I participated in the MESS 2024 Computational Optimization Competition, and I want to share it.

Basically, I was bored during the summer break and I wanted to do something. I didn’t have any uni stuff at the time, I was only working for my company, which meant some free time!

I like OR, so I thought this would be a good opportunity to learn something new. For instance, my original plan was to try out the Hexaly solver because I thought it would be excellent at this problem, but they denied me the student access because I work for Quantagonia.

The Problem at Hand

The competition focused on a single problem, the Trigger-Arc Traveling Salesman Problem. I think they made it up themselves, but it’s a variant of the TSP. The organizers provided some half-convincing real-world application, but I think it’s just a fun academic problem.

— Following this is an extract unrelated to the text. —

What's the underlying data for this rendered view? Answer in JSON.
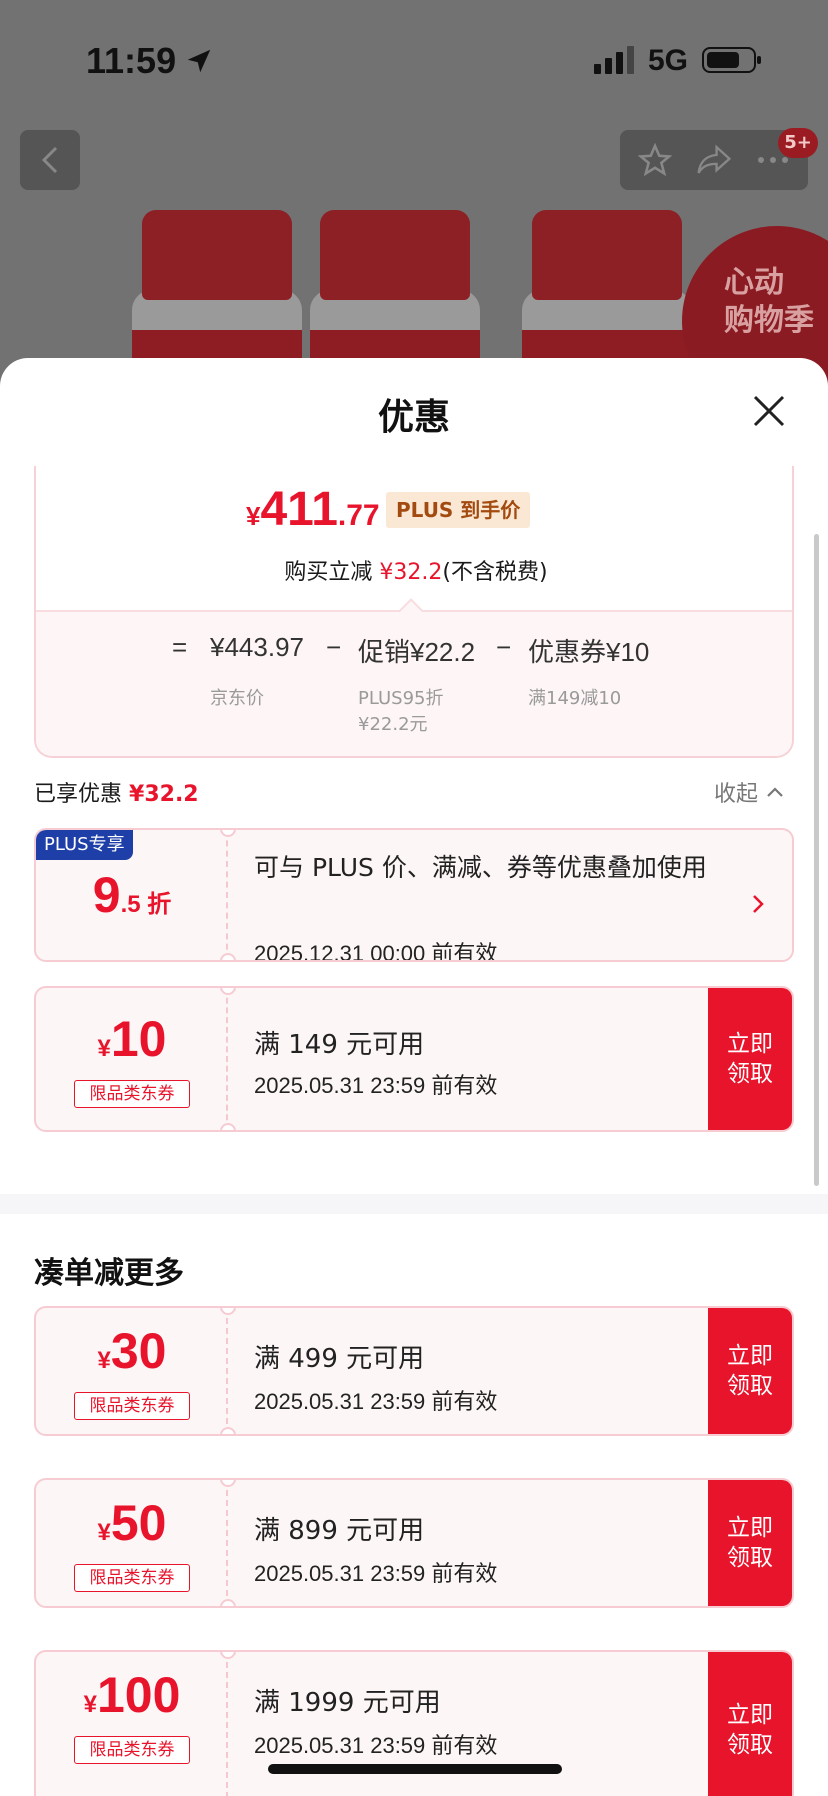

How does the competition work?

The teams are given a set of instances, and they need to find good solutions for each of them. You can submit as many solutions as you want, and the best one for each instance will be used to evaluate your performance. So no time or computational limits, and every solver or solution approach is allowed. Teams of up to three people were allowed, but I participated alone.

Problem definition

The Trigger Arc Travelling Salesman Problem (TATSP) is defined as the problem of identifying in a graph G a Hamiltonian cycle of minimum cost considering relations defined between arcs. For each arc a in the graph, relations with other arcs can be defined, which act as triggers. If the trigger arc is traversed, the cost of the arc a is reset. Only the last trigger arc encountered before reaching the arc a is considered.

More formally (skippable)

More formally, consider a directed graph $G = (N, A)$ with weights on the arcs. The node $0 \in N$ is designated as the starting node (depot). Let $c(a) \in \mathbb{R}^+ \, \forall a \in A$ be defined as the cost of traversing the arc $a$. For each arc $a = (h, k)$, a set of relations $R_a = \{(a_1, a) \mid a_1 \in A\}$ is associated. Finally, let $c(r) \in \mathbb{R}^+ \, \forall r \in R_a$, be the traversal cost of the arc $a$ if the relation $r$ is active. Let $T = (a_1, a_2, a_3, \ldots, a_{|N|})$ be the ordered sequence of arcs starting at node $0$ representing a Hamiltonian cycle in $G$. The relation $r = (a_i, a_j)$ is active if and only if the arcs $a_i, a_j \in T$, and the arc $a_i$ precedes the arc $a_j$ in $T$, and there is no other active relation $r_1 = (a_{i'}, a_j) \in R_{a_j}$ such that $a_i$ precedes $a_{i'}$ and $a_{i'}$ precedes $a_j$ in $T$. It follows that for each arc $a$, at most one relation can be active. As a result, the traversal cost of the arc $a \in A$ will be equal to $c(a)$ if there are no active relations in $R_a$ or $c(r)$ if $r$ is the only active relation in $R_a$.

My Solution Approach

We could say that my solution method was the result of a series of improvements:

A small reformulation trick
A first Mixed Integer Programming model
Build a meaningful TSP instance, and solve it
A GRASP for the TATSP

Small reformulation trick

This is not even a trick. But for the formulation, and later for the implementation, it’s useful to think of the costs of the edges as the base costs, and the costs of the relations as the additional costs.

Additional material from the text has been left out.